Book Synopsis Statistical Machine Learning with Applications by : Gordon Ritter
Download or read book Statistical Machine Learning with Applications written by Gordon Ritter and published by . This book was released on 2021-07-30 with total page 480 pages. Available in PDF, EPUB and Kindle. Book excerpt: This unique compendium develops a general approach to building models of economic and financial processes, with a focus on statistical learning techniques that scale to large data sets.
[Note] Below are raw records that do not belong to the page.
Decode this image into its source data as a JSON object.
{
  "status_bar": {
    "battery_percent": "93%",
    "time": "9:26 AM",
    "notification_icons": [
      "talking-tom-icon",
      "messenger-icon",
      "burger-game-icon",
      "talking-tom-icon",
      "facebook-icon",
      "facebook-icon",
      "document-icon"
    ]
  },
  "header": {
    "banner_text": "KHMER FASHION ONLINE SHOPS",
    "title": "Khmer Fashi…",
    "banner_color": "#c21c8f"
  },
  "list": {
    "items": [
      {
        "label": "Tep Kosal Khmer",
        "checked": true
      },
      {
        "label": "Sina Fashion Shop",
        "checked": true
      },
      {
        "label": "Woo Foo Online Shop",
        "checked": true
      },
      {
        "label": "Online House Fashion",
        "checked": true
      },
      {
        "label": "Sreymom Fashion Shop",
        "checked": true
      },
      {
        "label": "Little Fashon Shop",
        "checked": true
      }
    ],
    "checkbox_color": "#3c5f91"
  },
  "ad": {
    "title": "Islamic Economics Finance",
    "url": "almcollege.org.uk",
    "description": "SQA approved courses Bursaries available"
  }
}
It introduces the key elements of a parametric statistical model: likelihood, prior, and posterior, and show how to use them to make predictions.The book covers classical techniques such as multiple regression and the Kalman filter in a clear, accessible style that has been popular with students, but also includes detailed treatments of state-of-the-art models, highlighting tree-based methods, support vector machines and kernel methods, deep learning, and reinforcement learning. Theories are supplemented by real-world examples.This reference text is useful for undergraduate, graduate and even PhD students in quantitative finance, and also to practitioners who are facing the reality that data science and machine learning are disrupting the industry.